Most of the assembly and production of Boeing's new KC-46A tanker will take place in Everett, Wash., with some finishing work taking place in Wichita, Kan. Hamilton, based in a suburb of Seattle, called the reaction in the region to yesterday's announcement "orgasmic."
That said, Hamilton wonders about the pressure that the tanker project will put on Boeing's already-thin engineering and development resources, especially with the pressing need to get its 787 and 747-8 programs off the ground this year, as well as other projects on the horizon.
"They've got to decide what to do about replacing the 737; they're going to make that decision this year. And they eventually are going to have to decide, probably within the next 12 to 18 months, what they're going to do about enhancing or replacing the 777," Hamilton told IndustryWeek.com. "So there's going to be a lot of demand on their engineering resources over the next couple of years. And Boeing already has a shortage of engineers."
'Devil is in the Details'
Beyond that, Hamilton, and no doubt other analysts, have a myriad of questions about the details of the contract and the two proposals.

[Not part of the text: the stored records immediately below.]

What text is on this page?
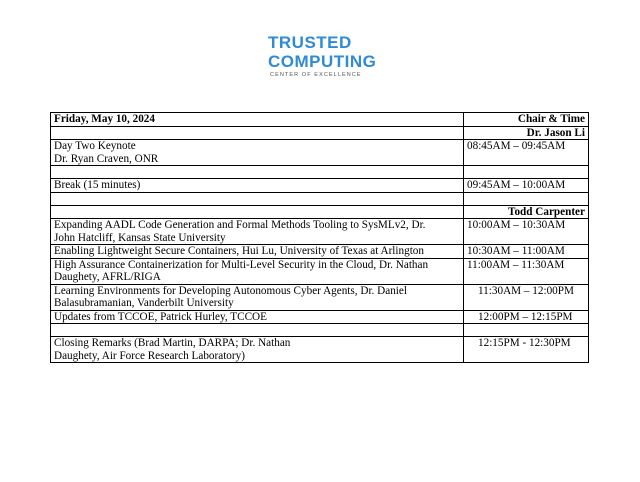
TRUSTED
COMPUTING
CENTER OF EXCELLENCE
Friday, May 10, 2024	Chair & Time
	Dr. Jason Li

Day Two Keynote
Dr. Ryan Craven, ONR	08:45AM – 09:45AM

Break (15 minutes)	09:45AM – 10:00AM

	Todd Carpenter

Expanding AADL Code Generation and Formal Methods Tooling to SysMLv2, Dr.
John Hatcliff, Kansas State University	10:00AM – 10:30AM

Enabling Lightweight Secure Containers, Hui Lu, University of Texas at Arlington	10:30AM – 11:00AM

High Assurance Containerization for Multi-Level Security in the Cloud, Dr. Nathan
Daughety, AFRL/RIGA	11:00AM – 11:30AM

Learning Environments for Developing Autonomous Cyber Agents, Dr. Daniel
Balasubramanian, Vanderbilt University	11:30AM – 12:00PM

Updates from TCCOE, Patrick Hurley, TCCOE	12:00PM – 12:15PM

Closing Remarks (Brad Martin, DARPA; Dr. Nathan
Daughety, Air Force Research Laboratory)	12:15PM - 12:30PM
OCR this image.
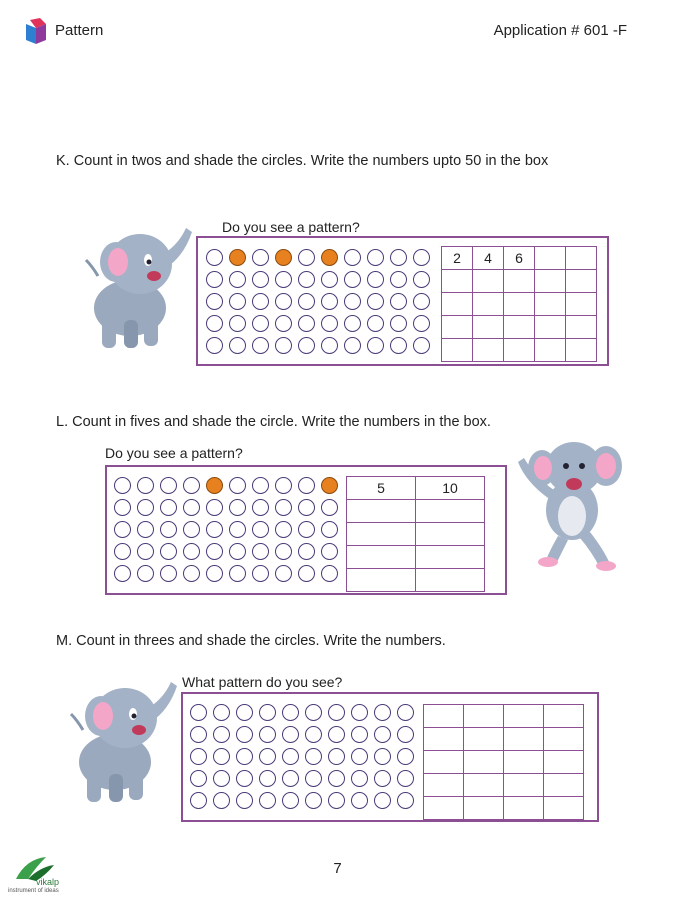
Pattern	Application # 601 -F
K. Count in twos and shade the circles. Write the numbers upto 50 in the box
Do you see a pattern?
2	4	6		

L. Count in fives and shade the circle. Write the numbers in the box.
Do you see a pattern?
5	10

M. Count in threes and shade the circles. Write the numbers.
What pattern do you see?

7
vikalp
instrument of ideas
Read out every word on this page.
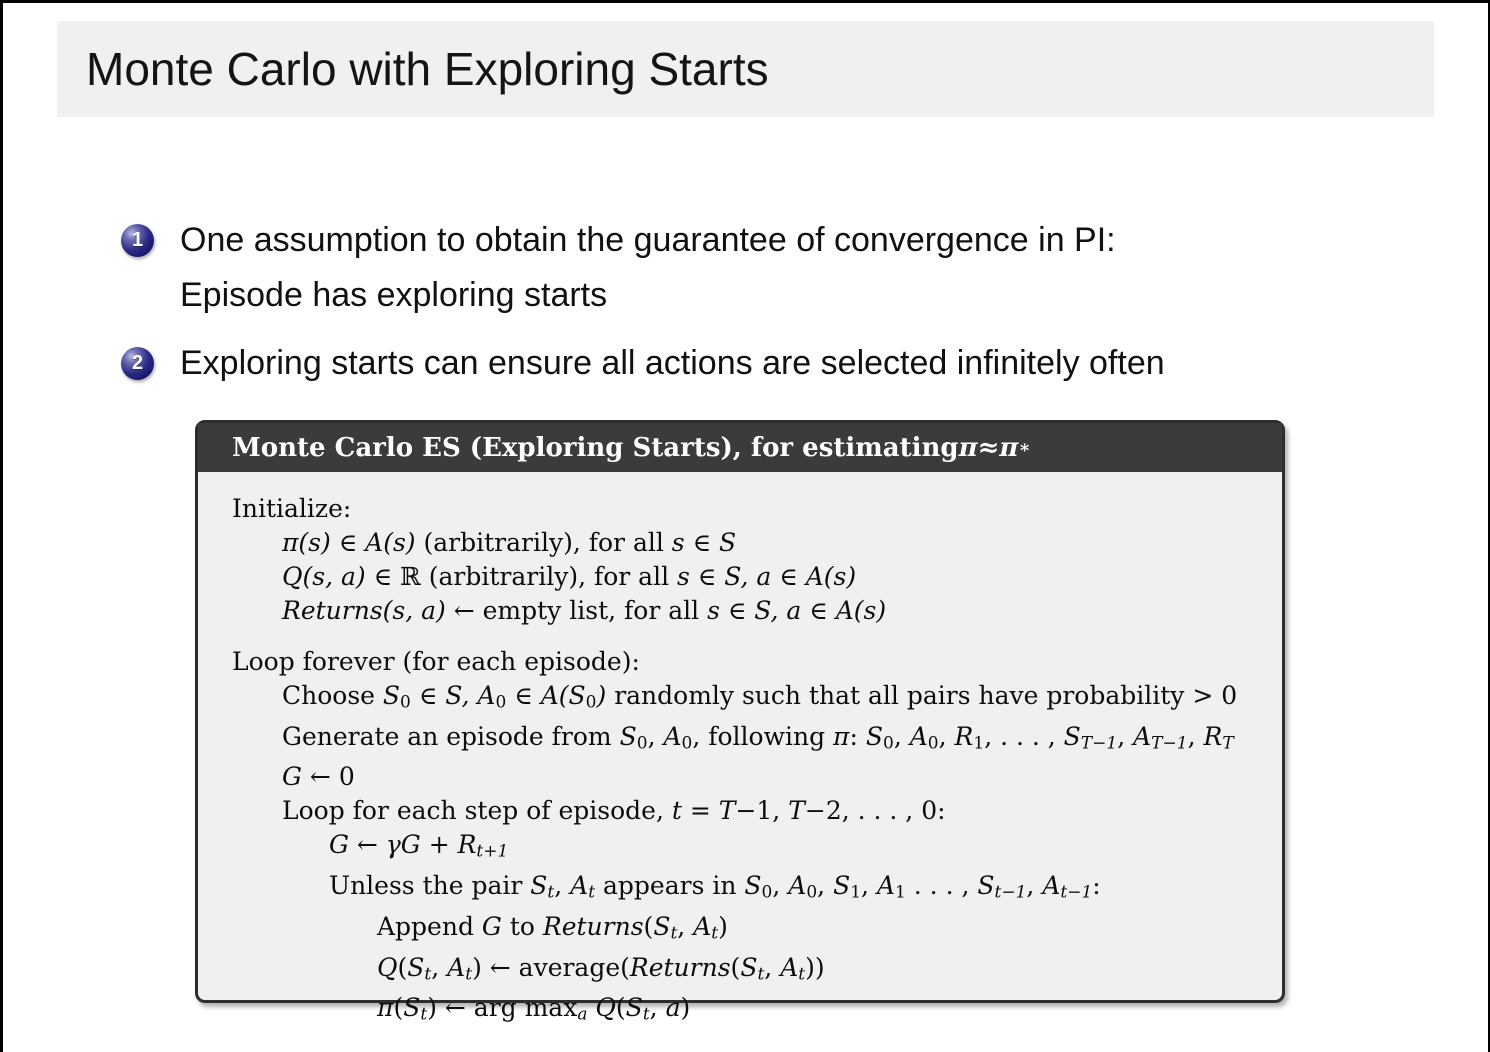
Monte Carlo with Exploring Starts
1	One assumption to obtain the guarantee of convergence in PI:
Episode has exploring starts
2	Exploring starts can ensure all actions are selected infinitely often
Monte Carlo ES (Exploring Starts), for estimating π ≈ π ∗
Initialize:
π(s) ∈ A(s) (arbitrarily), for all s ∈ S
Q(s, a) ∈ ℝ (arbitrarily), for all s ∈ S, a ∈ A(s)
Returns(s, a) ← empty list, for all s ∈ S, a ∈ A(s)
Loop forever (for each episode):
Choose S0 ∈ S, A0 ∈ A(S0) randomly such that all pairs have probability > 0
Generate an episode from S0, A0, following π: S0, A0, R1, . . . , ST−1, AT−1, RT
G ← 0
Loop for each step of episode, t = T−1, T−2, . . . , 0:
G ← γG + Rt+1
Unless the pair St, At appears in S0, A0, S1, A1 . . . , St−1, At−1:
Append G to Returns(St, At)
Q(St, At) ← average(Returns(St, At))
π(St) ← arg maxa Q(St, a)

"I'll be really interested to see what the pricing did in fact come out to be," Hamilton said. "I'll be really interested to see what the delta was on the increases in MILCON and lifecycle cost, because obviously both airplanes are more costly than the KC-135.
" ... And finally I'll be really interested to see what kind of airplane Boeing truly offered, because unlike in 2008, when they were very open about a lot of the details, they were pretty secretive about just what this airplane was."
The Defense Department was tight-lipped about the details of the contract decision as well, pointing out that both companies "met all the mandatory [bid] requirements" but Boeing's bid was greater than 1% lower than EADS's bid.
"They didn't say what the difference was. We have to wait for that information to come out," Hamilton said. "But one can only assume that Boeing not only had a lower price for the airplane itself but that the MILCON and lifecycle costs were substantially lower."
Perhaps the $64,000 question, though, is whether EADS will formally challenge the Pentagon's decision, as Boeing did in 2008. Hamilton is doubtful, noting that EADS "throughout the process has praised it as a fair and open competition."
"With EADS praising the process throughout, I'd be hard-pressed to find where they would have grounds for a protest," Hamilton said. "But the devil is in the details, obviously."